Editorial, Jornal do Brasil
RIO - Com a saída do presidente deposto de Honduras, Manuel Zelaya, da Embaixada do Brasil em Tegucigalpa, onde ficou hospedado por quatro longos meses, é hora de se fazer um balanço e tirar as lições deste episódio que ficará marcado na história da diplomacia brasileira.
O abrigo concedido a Zelaya em 21 de setembro quando o ex-presidente retornou ao país numa tentativa de retomar o poder perdido no golpe de Estado que o derrubara em 28 de junho criou uma situação das mais difíceis para o governo brasileiro.
Até hoje, nunca ficou muito claro se houve uma prévia e deliberada intenção do Brasil em ajudar Zelaya ou se ele simplesmente se materializou , de mala e cuia, em frente à embaixada, como afirmou um diplomata do Itamaraty. Pouco importa. O fato é que a decisão de abrigá-lo colocaria o Brasil no epicentro de uma crise política de um país pouco importante e de consequências imprevisíveis.
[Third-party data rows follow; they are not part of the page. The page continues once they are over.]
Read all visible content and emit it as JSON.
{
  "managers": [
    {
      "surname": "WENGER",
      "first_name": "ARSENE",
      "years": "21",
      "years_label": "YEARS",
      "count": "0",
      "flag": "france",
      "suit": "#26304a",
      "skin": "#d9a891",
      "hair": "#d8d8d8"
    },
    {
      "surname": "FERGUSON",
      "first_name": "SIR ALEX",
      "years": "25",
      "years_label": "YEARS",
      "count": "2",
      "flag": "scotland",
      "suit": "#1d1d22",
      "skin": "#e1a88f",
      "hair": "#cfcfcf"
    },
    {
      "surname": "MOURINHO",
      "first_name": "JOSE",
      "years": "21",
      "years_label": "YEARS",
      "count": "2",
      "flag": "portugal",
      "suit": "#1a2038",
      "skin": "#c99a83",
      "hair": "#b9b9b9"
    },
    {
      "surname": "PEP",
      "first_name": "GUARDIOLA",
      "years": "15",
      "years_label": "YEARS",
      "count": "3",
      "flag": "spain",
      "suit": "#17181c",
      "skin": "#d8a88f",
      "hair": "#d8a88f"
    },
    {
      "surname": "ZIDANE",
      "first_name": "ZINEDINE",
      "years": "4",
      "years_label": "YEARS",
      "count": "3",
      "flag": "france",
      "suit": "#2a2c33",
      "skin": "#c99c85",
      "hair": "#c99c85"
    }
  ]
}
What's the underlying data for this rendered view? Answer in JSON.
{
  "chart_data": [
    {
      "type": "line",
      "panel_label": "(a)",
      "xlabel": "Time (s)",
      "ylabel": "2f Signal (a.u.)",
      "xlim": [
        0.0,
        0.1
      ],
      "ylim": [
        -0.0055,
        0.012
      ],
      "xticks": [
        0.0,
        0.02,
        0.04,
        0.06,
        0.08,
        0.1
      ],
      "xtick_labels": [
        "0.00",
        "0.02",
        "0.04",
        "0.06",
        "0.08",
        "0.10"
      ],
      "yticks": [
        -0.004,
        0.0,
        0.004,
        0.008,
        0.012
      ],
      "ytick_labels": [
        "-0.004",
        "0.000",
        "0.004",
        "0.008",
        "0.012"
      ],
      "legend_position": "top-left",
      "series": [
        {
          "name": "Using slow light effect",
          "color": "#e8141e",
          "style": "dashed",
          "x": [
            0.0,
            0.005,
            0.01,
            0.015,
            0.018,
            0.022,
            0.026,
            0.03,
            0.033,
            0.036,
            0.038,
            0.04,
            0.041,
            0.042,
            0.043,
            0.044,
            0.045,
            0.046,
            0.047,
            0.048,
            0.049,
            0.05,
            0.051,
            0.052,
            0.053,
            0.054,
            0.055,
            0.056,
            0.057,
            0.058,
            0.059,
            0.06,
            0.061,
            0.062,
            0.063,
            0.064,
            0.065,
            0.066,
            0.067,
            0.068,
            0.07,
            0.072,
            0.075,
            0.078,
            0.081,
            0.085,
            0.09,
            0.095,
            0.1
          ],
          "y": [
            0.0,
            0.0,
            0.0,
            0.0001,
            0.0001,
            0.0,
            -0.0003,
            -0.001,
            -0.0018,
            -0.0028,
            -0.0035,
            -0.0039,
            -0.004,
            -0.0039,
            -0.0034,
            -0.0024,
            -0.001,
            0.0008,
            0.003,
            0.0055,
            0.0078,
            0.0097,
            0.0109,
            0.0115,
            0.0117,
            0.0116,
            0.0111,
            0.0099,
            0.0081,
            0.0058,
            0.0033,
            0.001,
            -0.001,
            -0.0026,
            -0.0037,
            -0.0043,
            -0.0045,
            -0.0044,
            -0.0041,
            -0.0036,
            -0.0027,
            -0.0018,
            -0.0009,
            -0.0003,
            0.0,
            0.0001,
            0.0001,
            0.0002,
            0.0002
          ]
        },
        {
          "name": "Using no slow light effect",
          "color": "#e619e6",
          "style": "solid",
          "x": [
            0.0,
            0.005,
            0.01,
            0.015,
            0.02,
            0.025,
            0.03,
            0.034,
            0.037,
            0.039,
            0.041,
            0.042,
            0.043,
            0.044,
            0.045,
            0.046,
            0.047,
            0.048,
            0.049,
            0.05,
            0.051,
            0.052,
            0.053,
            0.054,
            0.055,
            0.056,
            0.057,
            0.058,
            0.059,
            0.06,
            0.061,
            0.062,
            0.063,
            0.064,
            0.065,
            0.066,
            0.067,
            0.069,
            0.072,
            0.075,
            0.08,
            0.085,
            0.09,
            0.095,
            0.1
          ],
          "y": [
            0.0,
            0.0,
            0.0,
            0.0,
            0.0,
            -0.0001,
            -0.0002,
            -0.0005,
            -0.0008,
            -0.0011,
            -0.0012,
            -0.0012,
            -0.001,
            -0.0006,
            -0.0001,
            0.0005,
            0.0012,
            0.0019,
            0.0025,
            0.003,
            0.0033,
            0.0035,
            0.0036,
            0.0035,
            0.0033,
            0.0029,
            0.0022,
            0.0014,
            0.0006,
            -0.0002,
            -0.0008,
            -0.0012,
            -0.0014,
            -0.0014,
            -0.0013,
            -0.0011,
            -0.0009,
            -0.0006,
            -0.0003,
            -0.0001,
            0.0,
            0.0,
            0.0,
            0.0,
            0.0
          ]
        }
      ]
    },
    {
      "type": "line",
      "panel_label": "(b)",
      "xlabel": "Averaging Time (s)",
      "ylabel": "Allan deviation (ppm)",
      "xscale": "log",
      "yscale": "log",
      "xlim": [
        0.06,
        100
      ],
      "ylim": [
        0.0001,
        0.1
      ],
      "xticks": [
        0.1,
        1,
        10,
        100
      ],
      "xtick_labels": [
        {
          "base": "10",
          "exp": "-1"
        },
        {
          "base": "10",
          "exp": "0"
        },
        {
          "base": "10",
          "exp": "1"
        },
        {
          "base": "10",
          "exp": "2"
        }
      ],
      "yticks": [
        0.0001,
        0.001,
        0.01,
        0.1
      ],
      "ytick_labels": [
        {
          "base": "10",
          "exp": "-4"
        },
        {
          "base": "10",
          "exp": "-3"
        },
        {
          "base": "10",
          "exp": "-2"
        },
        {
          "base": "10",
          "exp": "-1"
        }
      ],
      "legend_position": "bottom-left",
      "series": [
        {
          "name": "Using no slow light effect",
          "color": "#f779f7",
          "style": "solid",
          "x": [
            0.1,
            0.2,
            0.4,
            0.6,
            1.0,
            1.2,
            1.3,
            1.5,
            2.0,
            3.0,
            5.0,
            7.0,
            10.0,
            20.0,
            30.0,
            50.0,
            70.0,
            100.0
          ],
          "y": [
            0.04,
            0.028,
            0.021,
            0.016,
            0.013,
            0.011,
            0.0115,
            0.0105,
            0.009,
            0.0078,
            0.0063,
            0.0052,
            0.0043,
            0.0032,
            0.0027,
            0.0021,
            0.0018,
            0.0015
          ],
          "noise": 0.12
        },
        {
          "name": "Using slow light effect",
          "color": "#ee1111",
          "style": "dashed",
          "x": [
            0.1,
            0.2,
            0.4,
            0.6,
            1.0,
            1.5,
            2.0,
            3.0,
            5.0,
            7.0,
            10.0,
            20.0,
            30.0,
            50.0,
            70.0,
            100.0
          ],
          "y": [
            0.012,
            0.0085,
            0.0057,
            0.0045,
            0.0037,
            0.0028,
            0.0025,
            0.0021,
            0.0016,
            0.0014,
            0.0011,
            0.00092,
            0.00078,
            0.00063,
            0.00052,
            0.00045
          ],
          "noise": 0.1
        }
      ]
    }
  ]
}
Esta última sentença contém três elementos que merecem atenção. Quanto à decisão, caso confirmada a versão de materialização de Zelaya, não haveria praticamente outra opção aceitável senão a que foi tomada. O presidente deposto tinha o apoio de quase toda a comunidade internacional, que pressionava o golpista Roberto Micheletti a lhe devolver o poder. Negar-lhe guarida seria um ato de covardia, ainda mais para um país como o Brasil, que tem tentado assumir um papel mais relevante no concerto das nações.
Sobre Honduras ser um país inexpressivo, isso não muda a questão de princípio, fundamental, que o episódio implicava. O que estava em jogo ali era o apoio a um governo legitimamente eleito e à democracia no continente latino-americano, cuja tradição de golpes e quarteladas é tão conhecida. É possível argumentar que, justamente por Honduras ser uma diminuta nação, a presença do Brasil não significaria maiores riscos. Nem o reflexo de uma megalomania da nossa diplomacia. Não foi este o caso.
O problema é que o Brasil foi praticamente empurrado para o olho de um furacão, tendo sua embaixada ocupada por um presidente deposto, sua família e seus apoiadores mais próximos. À parte o comportamento indevido de Zelaya nos primeiros dias que usou a representação brasileira como uma tribuna, insuflando os seguidores que estavam do lado de fora , a própria situação, inusitada, delicada, pôs o Brasil diante de desfechos imprevisíveis. Pressionado por todos os lados, Micheletti, nas primeiras semanas, mostrou a mão pesada das ditaduras, cercou a embaixada, fechou rádio e TV de oposição, impôs toques de recolher, revogou as liberdades constitucionais e mandou suas tropas para as ruas. A truculência revelava desespero, e o presidente golpista chegou até a cogitar a renúncia.
Mas Micheletti resistiu. E contou com a ajuda dos Estados Unidos, que cruzaram os braços e preferiram levar em banho-maria a solução do impasse, esperando a próxima eleição, vencida por Porfirio Lobo. A volta ao poder de Zelaya, para os americanos, seria a vitória indireta do desafeto Hugo Chávez, um dos incentivadores do presidente deposto. Ao fim e ao cabo, não houve ganhadores, nem perdedores. Apenas a sensação de uma longa novela, de início eletrizante, depois meio monótono, e desfecho agridoce.